I'm reading at the moment a Theorem about $\;W^{2,2}\;$ estimates and the following is an assumption that must hold in order for the Theorem to be valid:
Let $\;f:\mathbb R^{n-1} \to \mathbb R\;$ be a $\;\mathcal C^2\;$ function such that if $\;U \subset \mathbb R^n\;$ then $\;f\;$ decribes $\;\partial U\;$ in a neighborhood of $\;x_0 \in \partial U\;$: $x_n=f(x_1,\dots,x_{n-1})\;$. ASSUMPTION: $$\;\frac{{\partial}^2 f(x_0)}{\partial x_i \partial x_j}=0\;\forall i\neq j\;$$
However, our professor stated that this assumption is not really necessary since through a rotation of the co-ordinate system we can always deduce the above.
So, as I understand it, if $\;(x_1, \dots, x_{n-1})\;$ are the initial coordinates and $\;O\;$ stands for a rotation such that $\;O O^T=O^T O=I\;$ the new coordinates are given by: $\;y=Ox\;$ and $\;f(x)=\hat f(Ox)\;$.
Then after computation: $$\;\frac{{\partial}^2 f}{\partial x_i \partial x_j}=(O_{jm})^T\frac{{\partial}^2 \hat f}{\partial y_σ \partial y_m} O_{σi}\;, \text{ i.e. } \;{{\partial}^2}_x f=O^T {{\partial}^2}_y \hat f O\;(*)\;$$
Still I can't see why the above assumption could be ommited. Why is $\;(*)\;$ enough in order to deduce the given assumption?
I'm having a really hard time getting my head around it so any help would be valuable. Thanks in advance!
Since $f\in C^2$, the matrix $$\tag{Hessian} D^2f(x_0)=\left[ \frac{\partial f}{\partial x_i \partial x_j}(x_0)\right]_{1\le i, j\le n}$$ is symmetric, and so there exists an orthogonal matrix $O\in \mathbb R^{n\times n}$ such that $O\, D^2f(x_0)\, O^T$ is diagonal.
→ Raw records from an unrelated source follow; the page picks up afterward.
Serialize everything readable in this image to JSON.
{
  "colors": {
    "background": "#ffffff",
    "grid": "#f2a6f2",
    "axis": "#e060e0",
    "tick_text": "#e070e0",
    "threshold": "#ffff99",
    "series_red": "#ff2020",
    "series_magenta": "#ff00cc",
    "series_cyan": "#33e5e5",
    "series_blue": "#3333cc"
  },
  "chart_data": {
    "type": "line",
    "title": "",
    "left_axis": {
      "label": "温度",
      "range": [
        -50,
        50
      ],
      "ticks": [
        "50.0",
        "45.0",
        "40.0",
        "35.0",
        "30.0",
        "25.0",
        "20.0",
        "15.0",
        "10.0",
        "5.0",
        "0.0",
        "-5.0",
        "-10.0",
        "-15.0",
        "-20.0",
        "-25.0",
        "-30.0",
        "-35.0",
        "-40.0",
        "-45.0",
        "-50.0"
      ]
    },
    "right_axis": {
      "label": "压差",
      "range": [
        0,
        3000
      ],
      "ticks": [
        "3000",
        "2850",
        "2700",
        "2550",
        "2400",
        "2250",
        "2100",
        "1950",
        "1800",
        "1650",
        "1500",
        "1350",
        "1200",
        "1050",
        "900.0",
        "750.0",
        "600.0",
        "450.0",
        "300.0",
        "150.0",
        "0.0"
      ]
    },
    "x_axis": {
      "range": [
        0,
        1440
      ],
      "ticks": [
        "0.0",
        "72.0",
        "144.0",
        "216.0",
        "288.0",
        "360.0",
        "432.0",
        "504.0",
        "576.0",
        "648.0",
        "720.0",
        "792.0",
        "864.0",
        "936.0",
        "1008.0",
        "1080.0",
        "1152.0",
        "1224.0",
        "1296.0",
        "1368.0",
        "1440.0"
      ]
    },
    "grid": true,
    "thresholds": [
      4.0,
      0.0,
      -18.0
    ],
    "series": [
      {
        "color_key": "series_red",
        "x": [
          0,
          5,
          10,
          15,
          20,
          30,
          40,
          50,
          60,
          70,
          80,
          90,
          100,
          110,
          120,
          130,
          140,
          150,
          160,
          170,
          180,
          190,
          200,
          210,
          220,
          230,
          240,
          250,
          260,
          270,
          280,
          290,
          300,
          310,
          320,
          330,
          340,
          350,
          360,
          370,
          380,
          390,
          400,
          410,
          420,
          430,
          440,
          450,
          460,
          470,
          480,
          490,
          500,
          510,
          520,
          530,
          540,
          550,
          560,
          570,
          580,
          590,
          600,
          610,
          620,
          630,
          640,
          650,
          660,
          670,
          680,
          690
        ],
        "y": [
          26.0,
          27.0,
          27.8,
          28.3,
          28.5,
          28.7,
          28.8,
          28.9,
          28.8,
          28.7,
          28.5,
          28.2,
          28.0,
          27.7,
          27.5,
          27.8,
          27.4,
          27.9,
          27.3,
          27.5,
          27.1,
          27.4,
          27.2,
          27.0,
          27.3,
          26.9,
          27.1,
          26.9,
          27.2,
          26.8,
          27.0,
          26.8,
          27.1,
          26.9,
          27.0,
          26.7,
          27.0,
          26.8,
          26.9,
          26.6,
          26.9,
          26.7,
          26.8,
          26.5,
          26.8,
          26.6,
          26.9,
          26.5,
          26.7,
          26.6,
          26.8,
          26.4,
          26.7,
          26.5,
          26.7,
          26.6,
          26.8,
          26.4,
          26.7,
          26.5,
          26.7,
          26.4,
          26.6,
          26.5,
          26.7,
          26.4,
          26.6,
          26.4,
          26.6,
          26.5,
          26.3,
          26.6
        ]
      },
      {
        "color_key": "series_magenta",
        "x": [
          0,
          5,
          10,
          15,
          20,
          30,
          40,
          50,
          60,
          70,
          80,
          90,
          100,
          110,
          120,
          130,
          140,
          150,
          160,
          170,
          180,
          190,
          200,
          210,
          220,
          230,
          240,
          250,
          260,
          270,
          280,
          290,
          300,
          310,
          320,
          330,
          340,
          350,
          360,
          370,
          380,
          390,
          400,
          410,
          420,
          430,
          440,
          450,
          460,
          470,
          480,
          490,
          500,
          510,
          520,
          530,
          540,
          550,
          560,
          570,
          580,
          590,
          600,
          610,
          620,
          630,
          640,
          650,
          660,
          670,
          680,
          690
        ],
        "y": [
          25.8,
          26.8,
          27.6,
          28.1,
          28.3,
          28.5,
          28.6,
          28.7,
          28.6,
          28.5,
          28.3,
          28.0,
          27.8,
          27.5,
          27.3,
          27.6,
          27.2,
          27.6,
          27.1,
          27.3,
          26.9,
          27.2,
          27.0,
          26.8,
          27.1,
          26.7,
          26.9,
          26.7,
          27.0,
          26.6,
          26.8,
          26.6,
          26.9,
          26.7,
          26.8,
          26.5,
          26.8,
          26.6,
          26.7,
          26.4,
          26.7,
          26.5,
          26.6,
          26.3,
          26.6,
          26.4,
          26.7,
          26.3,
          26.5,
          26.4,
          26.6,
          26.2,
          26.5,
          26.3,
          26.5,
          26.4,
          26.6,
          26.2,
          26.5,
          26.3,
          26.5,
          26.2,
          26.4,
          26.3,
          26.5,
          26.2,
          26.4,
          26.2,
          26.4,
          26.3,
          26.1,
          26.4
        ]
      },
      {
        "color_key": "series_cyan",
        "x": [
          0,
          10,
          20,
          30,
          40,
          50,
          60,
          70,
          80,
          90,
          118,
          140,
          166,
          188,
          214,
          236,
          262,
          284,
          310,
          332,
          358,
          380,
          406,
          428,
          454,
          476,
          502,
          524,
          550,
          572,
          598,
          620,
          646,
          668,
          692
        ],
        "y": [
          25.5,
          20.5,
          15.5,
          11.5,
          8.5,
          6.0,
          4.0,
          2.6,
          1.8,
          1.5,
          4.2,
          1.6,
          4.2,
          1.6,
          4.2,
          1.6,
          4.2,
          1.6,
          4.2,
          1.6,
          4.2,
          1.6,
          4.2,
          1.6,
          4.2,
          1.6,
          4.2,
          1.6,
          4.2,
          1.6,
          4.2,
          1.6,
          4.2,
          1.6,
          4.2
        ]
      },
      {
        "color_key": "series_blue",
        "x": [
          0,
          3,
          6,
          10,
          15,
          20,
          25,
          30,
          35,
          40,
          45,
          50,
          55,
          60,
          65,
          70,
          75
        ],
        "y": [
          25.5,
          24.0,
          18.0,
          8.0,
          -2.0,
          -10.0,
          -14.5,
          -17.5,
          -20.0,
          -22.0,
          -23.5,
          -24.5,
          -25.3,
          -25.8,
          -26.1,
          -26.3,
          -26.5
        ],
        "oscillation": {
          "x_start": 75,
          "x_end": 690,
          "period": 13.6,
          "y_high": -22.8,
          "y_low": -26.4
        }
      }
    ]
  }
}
Define a new coordinate system by $$\tag{1} O\mathbf y= \mathbf x,$$ and set $g(y):=f(x)$, where, of course, $x$ and $y$ are related by (1). (That is, $g(y):=f(Oy)$). Using the chain rule, check that $$D^2g(y_0)=O\, D^2 f(x_0)\, O^T.$$ Conclude that the Hessian matrix of $g$ is diagonal at $y_0=O^Tx_0$.